Now is the perfect time to plant out currents and berries. To create the best environment, ensure the soil is raked and well-drained. For more exotic fruits such as peaches and nectarines it is time to hand pollinate. This can be done simply by brushing the leaves with pollen with a small, light paintbrush.

Cut back grasses

If you have yet to tackle last year’s foliage, now is the time. Cut back and lift ornamental grasses to create brighter stems and fuller foliage for the summer.

Pruning for colourful stems

To keep the colour of beautiful bark shrubs such as dogwoods and some of the salix species such as the scarlet willow, it is important to cut them back hard in late winter (February) or early spring (March), before the leaves begin to appear on the stems.

This maximizes the time to enjoy colourful stems, and encourages vigorous new shoots and foliage for the coming season. However they can be left until mid April. In the second or third spring, cut back to 60 to 90cm from the ground for pollards or 5 to 7.5cm for coppiced (sometimes called stooled) specimens. Cut back annually or every few years to the previous stubs for the slower growing dogwoods such as ‘Mid Winter Fire’. The beautiful ghostly white (but incredibly prickly) old stems of Rubus Thibetanus ‘Silver Fern’ should be cut to ground level.
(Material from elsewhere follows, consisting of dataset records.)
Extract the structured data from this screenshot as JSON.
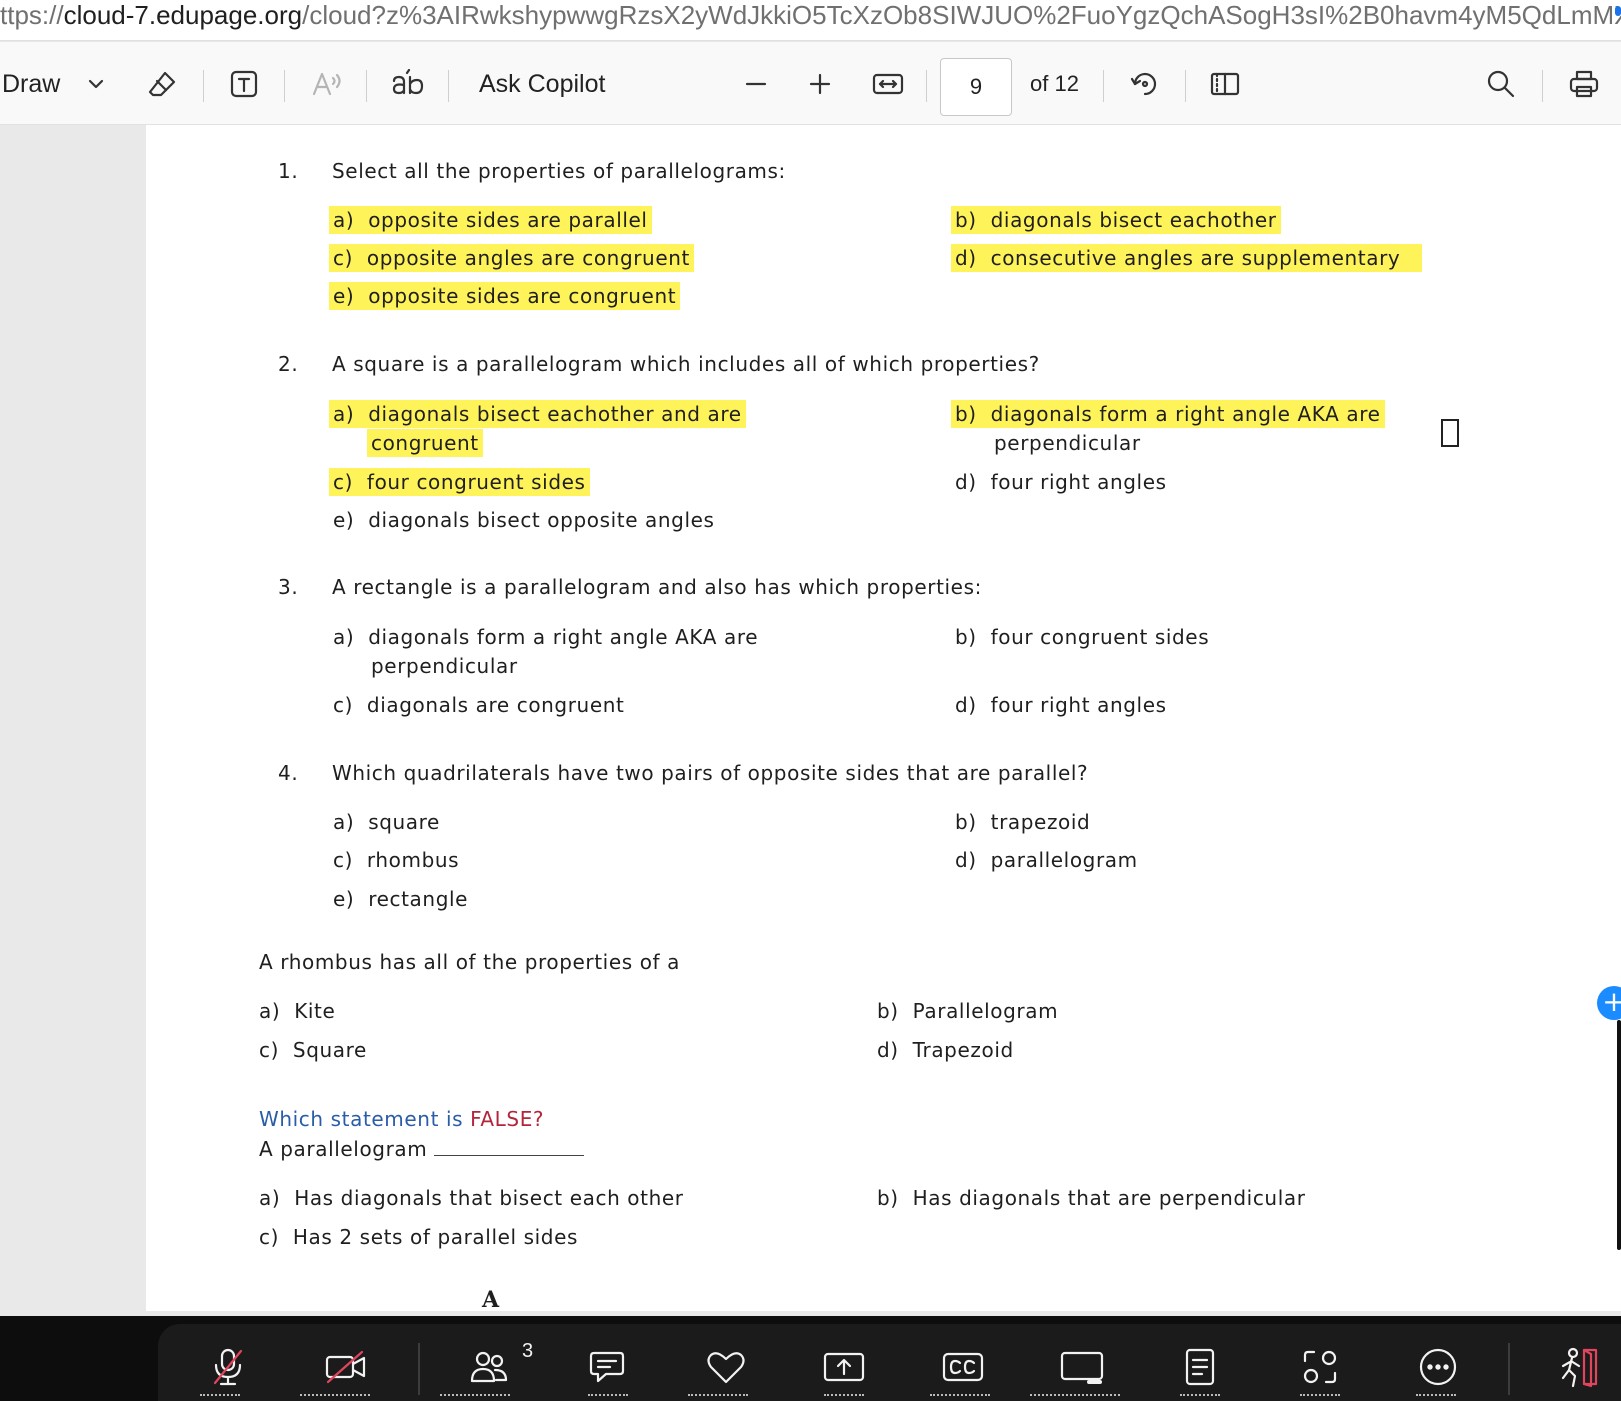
{
  "browser": {
    "url_prefix": "ttps://",
    "url_domain": "cloud-7.edupage.org",
    "url_rest": "/cloud?z%3AIRwkshypwwgRzsX2yWdJkkiO5TcXzOb8SIWJUO%2FuoYgzQchASogH3sI%2B0havm4yM5QdLmMX..."
  },
  "toolbar": {
    "draw_label": "Draw",
    "ask_copilot_label": "Ask Copilot",
    "page_number": "9",
    "page_total": "of 12"
  },
  "questions": [
    {
      "number": "1.",
      "prompt": "Select all the properties of parallelograms:",
      "options": [
        {
          "letter": "a)",
          "text": "opposite sides are parallel",
          "highlighted": true
        },
        {
          "letter": "b)",
          "text": "diagonals bisect eachother",
          "highlighted": true
        },
        {
          "letter": "c)",
          "text": "opposite angles are congruent",
          "highlighted": true
        },
        {
          "letter": "d)",
          "text": "consecutive angles are supplementary",
          "highlighted": true
        },
        {
          "letter": "e)",
          "text": "opposite sides are congruent",
          "highlighted": true
        }
      ]
    },
    {
      "number": "2.",
      "prompt": "A square is a parallelogram which includes all of which properties?",
      "options": [
        {
          "letter": "a)",
          "text": "diagonals bisect eachother and are",
          "text2": "congruent",
          "highlighted": true
        },
        {
          "letter": "b)",
          "text": "diagonals form a right angle AKA are",
          "text2": "perpendicular",
          "highlighted": true
        },
        {
          "letter": "c)",
          "text": "four congruent sides",
          "highlighted": true
        },
        {
          "letter": "d)",
          "text": "four right angles",
          "highlighted": false
        },
        {
          "letter": "e)",
          "text": "diagonals bisect opposite angles",
          "highlighted": false
        }
      ]
    },
    {
      "number": "3.",
      "prompt": "A rectangle is a parallelogram and also has which properties:",
      "options": [
        {
          "letter": "a)",
          "text": "diagonals form a right angle AKA are",
          "text2": "perpendicular"
        },
        {
          "letter": "b)",
          "text": "four congruent sides"
        },
        {
          "letter": "c)",
          "text": "diagonals are congruent"
        },
        {
          "letter": "d)",
          "text": "four right angles"
        }
      ]
    },
    {
      "number": "4.",
      "prompt": "Which quadrilaterals have two pairs of opposite sides that are parallel?",
      "options": [
        {
          "letter": "a)",
          "text": "square"
        },
        {
          "letter": "b)",
          "text": "trapezoid"
        },
        {
          "letter": "c)",
          "text": "rhombus"
        },
        {
          "letter": "d)",
          "text": "parallelogram"
        },
        {
          "letter": "e)",
          "text": "rectangle"
        }
      ]
    }
  ],
  "rhombus_question": {
    "prompt": "A rhombus has all of the properties of a",
    "options": [
      {
        "letter": "a)",
        "text": "Kite"
      },
      {
        "letter": "b)",
        "text": "Parallelogram"
      },
      {
        "letter": "c)",
        "text": "Square"
      },
      {
        "letter": "d)",
        "text": "Trapezoid"
      }
    ]
  },
  "false_question": {
    "heading_prefix": "Which statement is ",
    "heading_emphasis": "FALSE?",
    "stem": "A parallelogram",
    "options": [
      {
        "letter": "a)",
        "text": "Has diagonals that bisect each other"
      },
      {
        "letter": "b)",
        "text": "Has diagonals that are perpendicular"
      },
      {
        "letter": "c)",
        "text": "Has 2 sets of parallel sides"
      }
    ]
  },
  "footer_mark": "A",
  "meeting_bar": {
    "participants_count": "3"
  },
  "colors": {
    "highlight": "#fff35a",
    "link_blue": "#2b5ca8",
    "false_red": "#b3253a",
    "meeting_bar_bg": "#1b1b1b",
    "add_button": "#1a8cff"
  }
}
Make sure you leave bulbs in place and don’t cut or tie the leaves. Deadheading the spent flowers eliminates wasted plant energy. It is important to keep the leaves to photosynthesise in order to create next year’s flowers before they disappear for the next few seasons.


Start small

Don’t be daunted by the whole project — you can start with a small flower bed or even just some containers by the door. Once things are growing — and they will — you can gradually feel more confident about stuff like weed and pest control, watering and planning, and start expanding your operations.

Do it every day

If you aim to spend just 10 minutes a day wandering round your garden — maybe early in the morning with a cup of tea, or after you get home from work before you cook or crash out — you’ll form an invaluable bond with your garden. Along the way, you might pull up a few weeds, spot slugs or aphids on the move, or see a plant that needs watering. That way, it won’t become such a major operation at the weekend!

Minimise maintenance

You want to enjoy your garden, not work in it, so leave it to nature as much as possible. If you choose the right plants in the first place, they shouldn’t need extra fertilising and feeding — they’ll grow at their own pace. And keep pruning to a minimum too — it encourages new, tender growth, which is vulnerable to pests and diseases.

Go native

Exotic plants can be spectacular, but may need more care and work. Our traditional garden plants and shrubs will put on a splendid show, and can often be left to their own devices for years.

Be waterwise

Water in the morning, preferably before the sun is on the plants. And don’t just give plants a sprinkle — deep soak each time to encourage roots to grow down into the soil.

Get composting

Use a purpose-built bin, or just start a pile in a corner, and add green kitchen waste (uncooked), lawn clippings, prunings and dead leaves. Spread it as top dressing on beds and lawns, mix it with soil in pots and dig it in wherever possible — it improves the soil every time.